Originally published in MBA NewsLink // March 21, 2019
It’s no secret that the housing industry is cyclical. While there are unique forces at work in the current downswing, there is still much that can be learned from previous cycles.
By considering where the industry has been–in both good times and in bad–lenders can glean invaluable lessons on how best to approach the current market, especially when it comes to investments in technology.
As a whole, the industry seems to agree that technology is the best way to drive down the cost to originate and gain much-needed efficiencies. Yet, there never seems to be a “good time” to put in the thought and effort required to realize those benefits.
When business is booming, as was the case in 2005 and 2006, there was simply too much volume to talk about new technology. There were bigger fish to fry. However, when business slows, such as during the dot com bust or the economic crisis, lenders’ heads are in survival mode. Regardless of market conditions, mortgage innovation routinely lags behind and gets pushed back in favor of more immediate concerns.
Though conditions aren’t nearly as dire as they were during the meltdown, the mortgage industry is facing another period of decline that threatens to put some lenders out of business. As such, many small and mid-size lenders are desperately trying to figure out what their next steps are in order to survive. Cost cutting is certainly high on that list, but equally as important is competitive differentiation–how do lenders separate themselves from their competition in this market?
Regulatory requirements and investor overlays have all but rendered loan product differentiation obsolete. Every lender is offering the same loan, with some slight variances on price. These days, the things that truly set lenders apart from their peers are the number of referral relationships they possess and the level of customer service/satisfaction they are able to deliver. As one might guess, technology has a role to play in helping lenders achieve success on both fronts.
As a lender in a purchase market, establishing relationships with real estate agents and home builders is key, as these two groups can hold tremendous influence with homebuyers in the selection of a mortgage lender.

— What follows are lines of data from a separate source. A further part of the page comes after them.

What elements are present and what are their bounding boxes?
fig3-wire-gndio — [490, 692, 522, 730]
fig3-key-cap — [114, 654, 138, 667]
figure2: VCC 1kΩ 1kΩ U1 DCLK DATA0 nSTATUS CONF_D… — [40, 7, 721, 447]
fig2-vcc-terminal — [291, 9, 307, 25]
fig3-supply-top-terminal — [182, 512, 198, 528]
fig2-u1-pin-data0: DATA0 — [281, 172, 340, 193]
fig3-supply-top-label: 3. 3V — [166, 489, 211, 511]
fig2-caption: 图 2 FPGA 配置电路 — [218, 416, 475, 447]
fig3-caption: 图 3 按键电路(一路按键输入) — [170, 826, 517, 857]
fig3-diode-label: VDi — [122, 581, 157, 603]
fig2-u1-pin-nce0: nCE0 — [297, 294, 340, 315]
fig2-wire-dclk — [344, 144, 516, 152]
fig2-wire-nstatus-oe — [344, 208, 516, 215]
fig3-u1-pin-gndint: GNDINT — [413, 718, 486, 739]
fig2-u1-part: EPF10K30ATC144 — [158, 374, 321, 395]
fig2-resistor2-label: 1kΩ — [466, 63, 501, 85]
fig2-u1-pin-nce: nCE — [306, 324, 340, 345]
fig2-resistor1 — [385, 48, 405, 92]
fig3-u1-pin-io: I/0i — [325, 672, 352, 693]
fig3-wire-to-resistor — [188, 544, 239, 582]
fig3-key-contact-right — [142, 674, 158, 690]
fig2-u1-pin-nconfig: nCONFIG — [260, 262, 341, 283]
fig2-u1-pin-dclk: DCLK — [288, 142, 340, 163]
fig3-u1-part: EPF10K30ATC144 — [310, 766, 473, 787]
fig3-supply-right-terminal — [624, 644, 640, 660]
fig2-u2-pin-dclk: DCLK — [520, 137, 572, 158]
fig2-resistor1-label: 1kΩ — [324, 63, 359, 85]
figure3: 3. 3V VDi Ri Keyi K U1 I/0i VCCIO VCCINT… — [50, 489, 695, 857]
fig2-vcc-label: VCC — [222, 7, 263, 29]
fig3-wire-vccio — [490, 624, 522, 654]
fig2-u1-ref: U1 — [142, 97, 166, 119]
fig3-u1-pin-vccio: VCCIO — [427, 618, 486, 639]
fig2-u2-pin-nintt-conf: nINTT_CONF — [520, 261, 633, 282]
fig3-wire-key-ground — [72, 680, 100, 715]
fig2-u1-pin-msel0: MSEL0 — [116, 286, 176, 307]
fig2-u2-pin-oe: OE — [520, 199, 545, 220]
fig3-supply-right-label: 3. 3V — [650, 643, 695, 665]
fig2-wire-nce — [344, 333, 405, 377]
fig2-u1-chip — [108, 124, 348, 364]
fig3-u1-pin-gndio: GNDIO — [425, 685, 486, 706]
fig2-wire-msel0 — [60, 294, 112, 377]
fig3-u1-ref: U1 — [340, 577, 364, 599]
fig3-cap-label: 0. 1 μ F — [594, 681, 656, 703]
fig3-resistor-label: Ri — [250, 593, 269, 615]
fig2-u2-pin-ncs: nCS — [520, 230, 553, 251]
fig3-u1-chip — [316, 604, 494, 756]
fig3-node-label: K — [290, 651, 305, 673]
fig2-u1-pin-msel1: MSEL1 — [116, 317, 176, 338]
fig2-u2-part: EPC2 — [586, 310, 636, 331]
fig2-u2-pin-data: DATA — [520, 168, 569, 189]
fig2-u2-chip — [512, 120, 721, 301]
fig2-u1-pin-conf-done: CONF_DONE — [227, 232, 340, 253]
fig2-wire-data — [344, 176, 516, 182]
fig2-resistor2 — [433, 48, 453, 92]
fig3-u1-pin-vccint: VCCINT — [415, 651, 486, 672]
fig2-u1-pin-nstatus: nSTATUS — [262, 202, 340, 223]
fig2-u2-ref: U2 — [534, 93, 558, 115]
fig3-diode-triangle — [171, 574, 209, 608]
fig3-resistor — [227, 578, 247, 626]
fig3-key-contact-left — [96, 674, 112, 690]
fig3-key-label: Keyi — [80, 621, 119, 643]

Furthermore, top producing agents and builders are always looking for an edge, and any lender that can deliver that edge–whether it’s faster turn times, seamless, error-free closings or a phenomenal customer experience–will reap the benefits of referral business from those sources.
Of course, lenders will only benefit if they can, in fact, deliver these types of benefits to their referral partners’ clients. Enter technology, or, more specifically, enter remote online closings (ROC).
As the next generation of eClosings, ROC combines the digital execution of mortgage documents at the closing ceremony with a virtual signing room, video conferencing and remote online notarization (RON), allowing lenders to conduct fully digital closings anywhere, anytime. Unlike traditional closing ceremonies, ROCs are video-recorded for enhanced security, and signers are required to answer knowledge-based authentication (KBA) questions to verify their identities to prevent fraud.
What’s more, consumers love the convenience and ease of ROC transactions. As most ROCs can be completed within an hour, the consumer no longer needs to reserve an entire day to drive to a local title office and sign a stack of documents to complete their mortgage closing. Instead, the transaction can be completed at the consumer’s convenience, and the consumer’s loan officer, real estate agent, attorney or any other party that the consumer would like to include can join the closing ceremony with ease.
A key component to ROCs is RON, and thanks to several enterprising states, including Virginia, Texas, Minnesota, Michigan, Indiana, Nevada, Montana, Tennessee, Ohio and Vermont, notaries within these states are legally authorized (or will soon be authorized) to conduct RON for signers throughout the United States. With at least five other states considering RON legislation in 2019, it is highly likely that within the next year, at least 50 percent of the U.S. population will live in a jurisdiction with RON legislation on the books.
While regulatory activity is often viewed as a negative, in this case, the increase in RON-related legislative activity is only to lenders’ benefit. Although other regulatory and operational pressures have backed many lenders into a corner, there is hope in sight. For lenders looking for a competitive edge that can deliver real value to referral partners while delighting consumers, ROC is as good as it gets. As such, the question in 2019 becomes, “Who will be the ones to seize the opportunity that lies in front of them in order to survive?”